Credit card skimmers are popping up more and more. Because the technology is changing, it is getting hard to find the crooks stealing your money.
The Hillsborough County Sheriffs Office says a majority of the time, people don't report potential skimmers to police.
More than 300 credit card skimmers have been found in Florida so far this year, according to the Department of Agriculture. That is 130 more than law enforcement found for the entire year of 2015.
"Yeah that really does scare me," said Joseph Covelli, while pumping gas at a station in Tampa.
Covelli lives in Tampa, a hot spot in the state for skimmers.
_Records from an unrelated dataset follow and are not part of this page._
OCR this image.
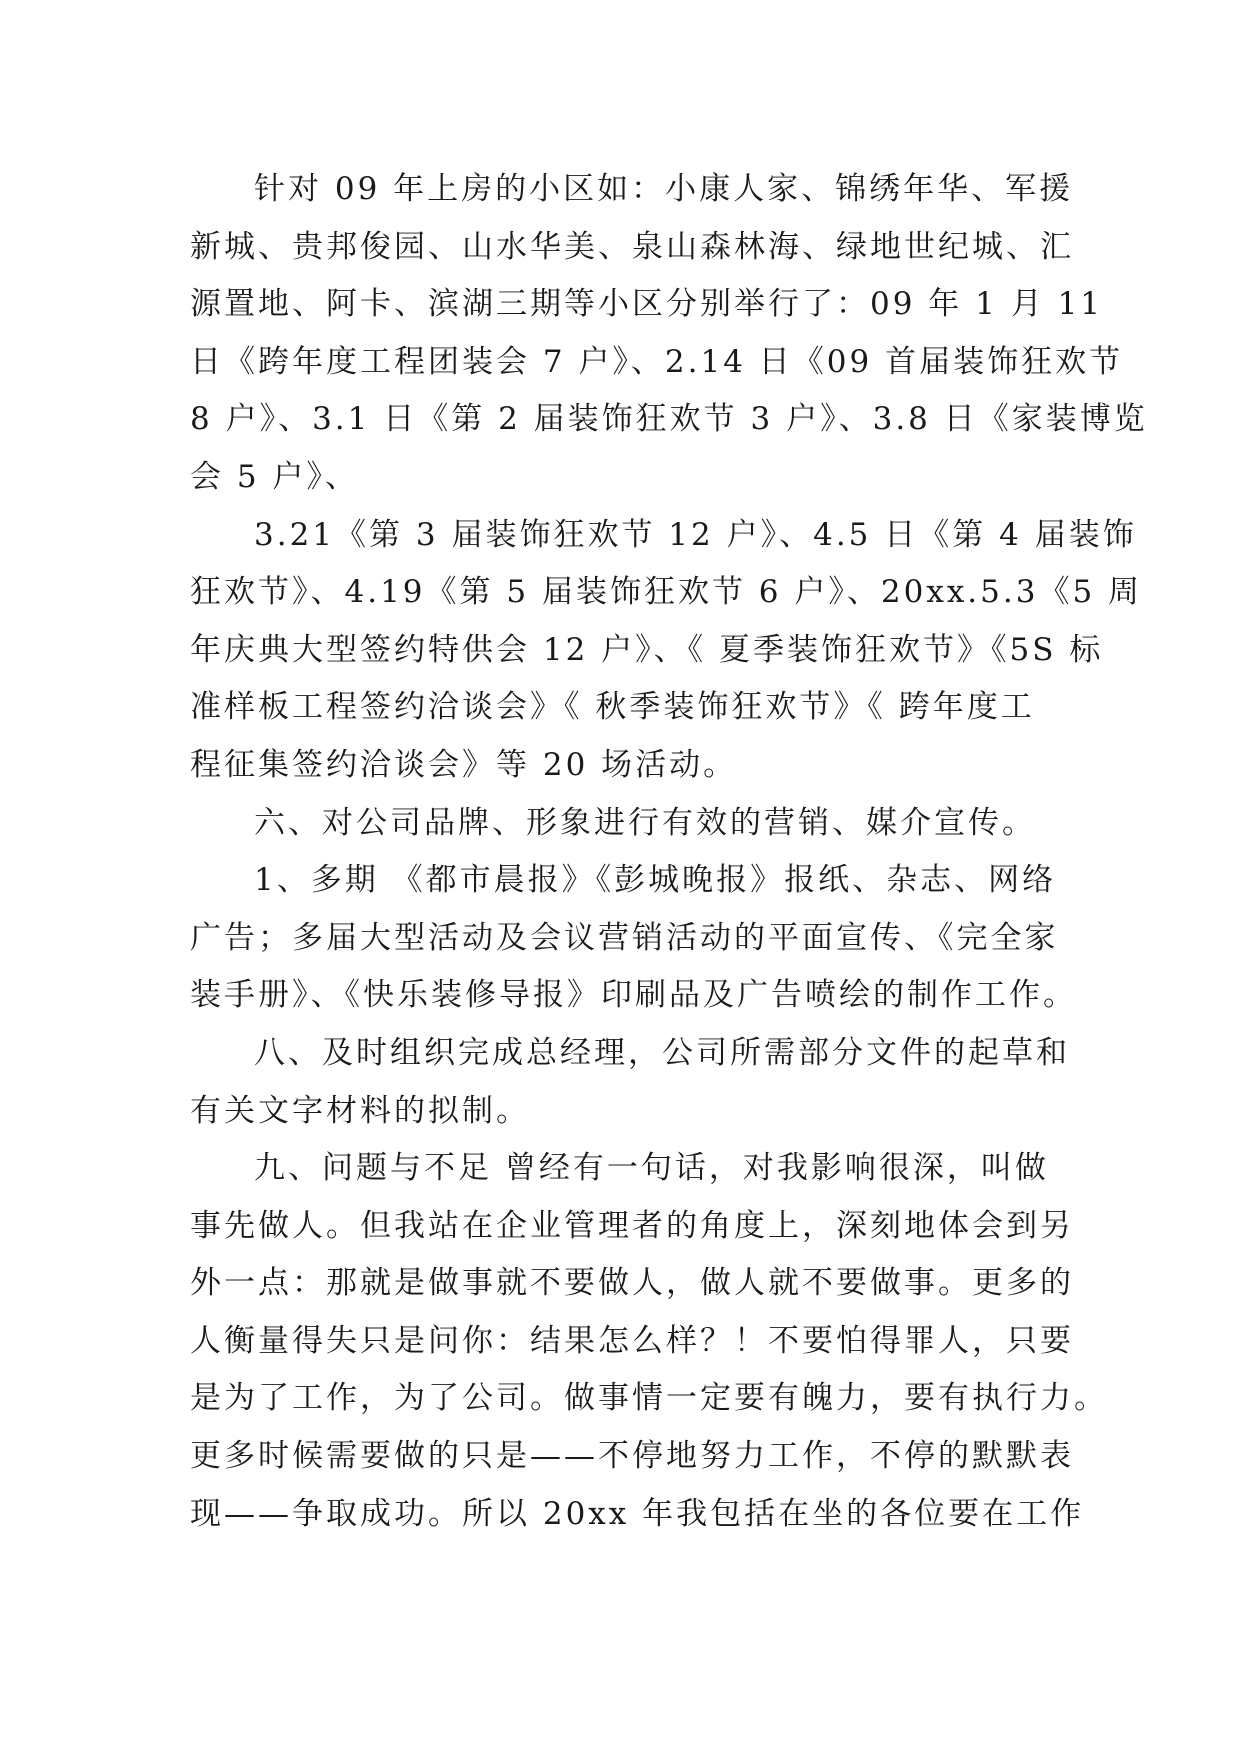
针对 09 年上房的小区如：小康人家、锦绣年华、军援
新城、贵邦俊园、山水华美、泉山森林海、绿地世纪城、汇
源置地、阿卡、滨湖三期等小区分别举行了：09 年 1 月 11
日《跨年度工程团装会 7 户》、2.14 日《09 首届装饰狂欢节
8 户》、3.1 日《第 2 届装饰狂欢节 3 户》、3.8 日《家装博览
会 5 户》、
3.21《第 3 届装饰狂欢节 12 户》、4.5 日《第 4 届装饰
狂欢节》、4.19《第 5 届装饰狂欢节 6 户》、20xx.5.3《5 周
年庆典大型签约特供会 12 户》、《 夏季装饰狂欢节》《5S 标
准样板工程签约洽谈会》《 秋季装饰狂欢节》《 跨年度工
程征集签约洽谈会》等 20 场活动。
六、对公司品牌、形象进行有效的营销、媒介宣传。
1、多期 《都市晨报》《彭城晚报》报纸、杂志、网络
广告；多届大型活动及会议营销活动的平面宣传、《完全家
装手册》、《快乐装修导报》印刷品及广告喷绘的制作工作。
八、及时组织完成总经理，公司所需部分文件的起草和
有关文字材料的拟制。
九、问题与不足 曾经有一句话，对我影响很深，叫做
事先做人。但我站在企业管理者的角度上，深刻地体会到另
外一点：那就是做事就不要做人，做人就不要做事。更多的
人衡量得失只是问你：结果怎么样？！不要怕得罪人，只要
是为了工作，为了公司。做事情一定要有魄力，要有执行力。
更多时候需要做的只是——不停地努力工作，不停的默默表
现——争取成功。所以 20xx 年我包括在坐的各位要在工作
"If I use my debit card I don't use my pin. I put it down as a credit card. Check our statements, we always take a receipt and we check the scanner and this one right here is loose so it's a little suspicious," said Covelli.
He tugged on the scanner in front of him. But one thing most people don't do is report a possible skimmer to police.
"99.9% of the cases, people are refunded their money and they get their money and they go about their business," said Larry McKinnon, with the Hillsborough County Sheriffs Office.
"If it's due to a scammer or something like that you have to do because there's 100 people behind you just like you said. So you're leaving everybody else vulnerable," said Covelli.
Checking your statements will determine if you have been scammed and even just a little bit of information can lead police to a potential skimmer. If they find one, they may be able to pull a finger print off the device making it easier to catch the crooks.
But they need you to pick up the phone and dial.
"If you think you work hard for your money and secure it. Be diligent," said Covelli.